Aquino was accused of commingling the money in his law firm’s operating account, and from June 2007 through August 2010 the balance for the account was consistently less than $2,500.
It’s a matter that Aquino doesn’t shy away from discussing. He apologizes for the error and says he paid the money back, plus $1,000 in interest.
“It certainly wasn’t something I wanted to happen. I don’t consider it baggage. It’s one isolated incident in 20-plus years,” Aquino said of the censure action. “When you practice for over 20 years in any job, you make a mistake. It was an honest mistake.”
“Once I found out about it, I clearly made amends,” said Aquino, also a former Lancaster village clerk-treasurer. “I didn’t give it to anybody. The problem was because my account dipped below $2,500 over five years, and they called it commingling. There was no intent to take the money. I didn’t say ‘bye bye’ and go build a house in Orchard Park.”
As a result of the censure, Cervi is emphasizing the issue of character in his campaign. “I am aware of him being censured by the Appellate Division. I believe the decision speaks for itself, and speaks to his character,” Cervi said of Aquino. “If someone were to read it, they could understand why that could be a concern.”
A 50-year resident
Aquino believes his experience makes him the stronger candidate in the race and allows him to monitor the community’s pulse. “I’ve lived in this community for 50 years. It gives me a perspective that (Cervi) may not have,” Aquino said. “I just have more experience. You shouldn’t learn this on the job.”
Aquino wants to expand the town court’s drug treatment program, which he says has been successful. He said he also wants to start a housing court to address dilapidated, abandoned and foreclosed properties to preserve neighborhoods and ensure that property values remain intact.
“I can see it becoming a bigger problem in Lancaster and Depew, with absentee landlords and maintenance issues,” Aquino said, noting he has experience with Buffalo’s housing court. “We don’t want to be left with dilapidated properties.”
Aquino said his experience as a defense lawyer and prosecutor gives him a unique perspective. “I have the perspective of when you’re being challenged. This (town court) isn’t a court of retribution,” he said. “ I can feel for the ‘other side.’ ”

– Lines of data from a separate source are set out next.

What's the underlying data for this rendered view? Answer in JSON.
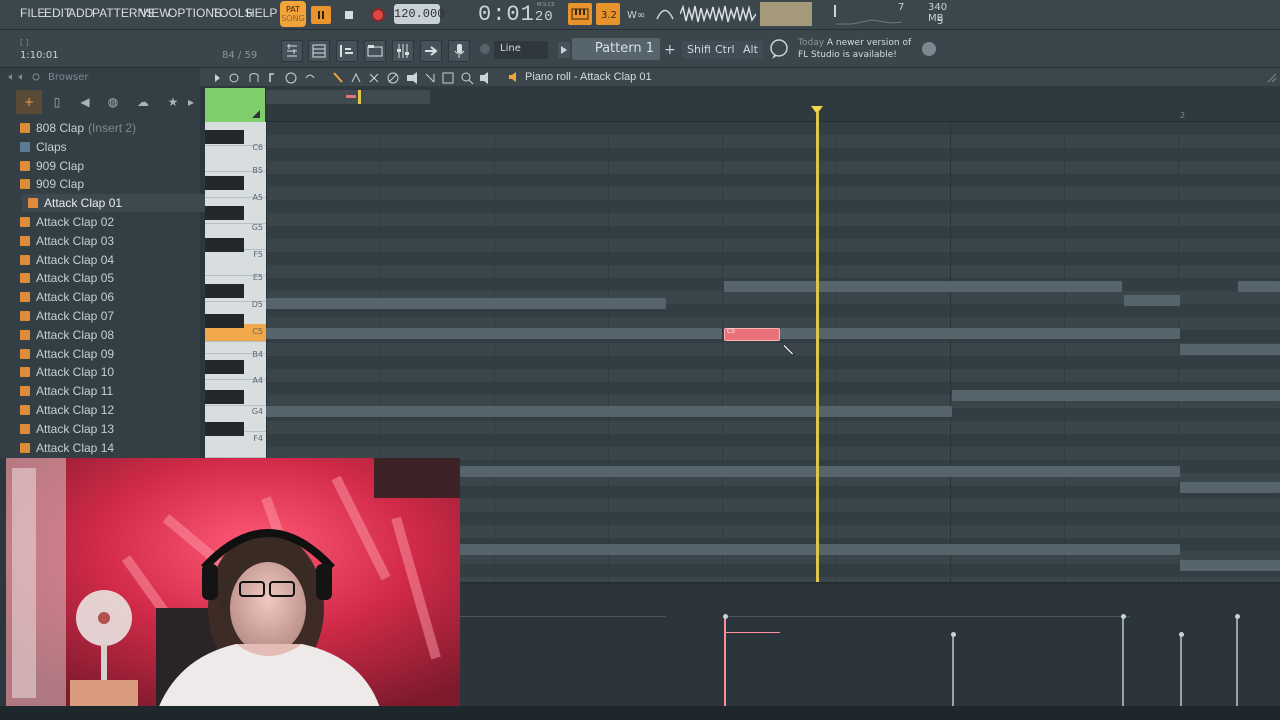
{
  "menu": [
    "FILE",
    "EDIT",
    "ADD",
    "PATTERNS",
    "VIEW",
    "OPTIONS",
    "TOOLS",
    "HELP"
  ],
  "transport": {
    "pat_label": "PAT",
    "song_label": "SONG",
    "tempo": "120.000",
    "time_main": "0:01",
    "time_frac": "20",
    "time_unit": "M:S:CS"
  },
  "system": {
    "cpu_a": "7",
    "mem": "340 MB",
    "cpu_b": "5"
  },
  "hint": {
    "position": "1:10:01",
    "count": "84 / 59"
  },
  "toolbar": {
    "snap": "Line",
    "pattern": "Pattern 1",
    "shift": "Shift",
    "ctrl": "Ctrl",
    "alt": "Alt",
    "news_today": "Today",
    "news_text": "A newer version of FL Studio is available!"
  },
  "browser": {
    "title": "Browser",
    "items": [
      {
        "label": "808 Clap",
        "extra": "(Insert 2)"
      },
      {
        "label": "Claps",
        "folder": true
      },
      {
        "label": "909 Clap"
      },
      {
        "label": "909 Clap"
      },
      {
        "label": "Attack Clap 01",
        "selected": true
      },
      {
        "label": "Attack Clap 02"
      },
      {
        "label": "Attack Clap 03"
      },
      {
        "label": "Attack Clap 04"
      },
      {
        "label": "Attack Clap 05"
      },
      {
        "label": "Attack Clap 06"
      },
      {
        "label": "Attack Clap 07"
      },
      {
        "label": "Attack Clap 08"
      },
      {
        "label": "Attack Clap 09"
      },
      {
        "label": "Attack Clap 10"
      },
      {
        "label": "Attack Clap 11"
      },
      {
        "label": "Attack Clap 12"
      },
      {
        "label": "Attack Clap 13"
      },
      {
        "label": "Attack Clap 14"
      }
    ]
  },
  "piano_roll": {
    "title": "Piano roll - Attack Clap 01",
    "ruler_bar_2": "2",
    "keys": [
      "C6",
      "B5",
      "A5",
      "G5",
      "F5",
      "E5",
      "D5",
      "C5",
      "B4",
      "A4",
      "G4",
      "F4"
    ],
    "note_label": "C5"
  }
}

Meanwhile Cervi, a resident for about seven years, said he’s running because he is the best-qualified person. “I’ve worked very hard in practice to be an effective attorney,” he said. “I’ve learned the law that would come before me as town justice, and have learned it well.”
Focused on his practice
Cervi said Aquino has various business interests, indicating he could be spread too thin. “Between the two of us, my business is the practice of law. And that’s my focus on a daily basis, and I think that’s key,” Cervi said.
Cervi said he wants to effectively communicate to voters his message and track record. “The important thing is for me to give residents a feel for who I am and my credentials,” he said. “I believe character is very important for residents in deciding who would be the best judge.”
“As a legal professional, family man and resident of this town, I have exhibited good and moral character. As the next Lancaster town judge, I would examine each case closely and individually to uphold justice, and protect the residents of our town,” Cervi said.
Whoever is elected could be joined by another new town justice.
The other seat on the Lancaster bench, which is now held by Democrat Mark A. Montour, could become open. Montour is running for State Supreme Court justice against Republican Paul B. Wojtaszek.
Should Montour win the election, the Town Board, which is controlled by Democrats, would appoint a successor for one year.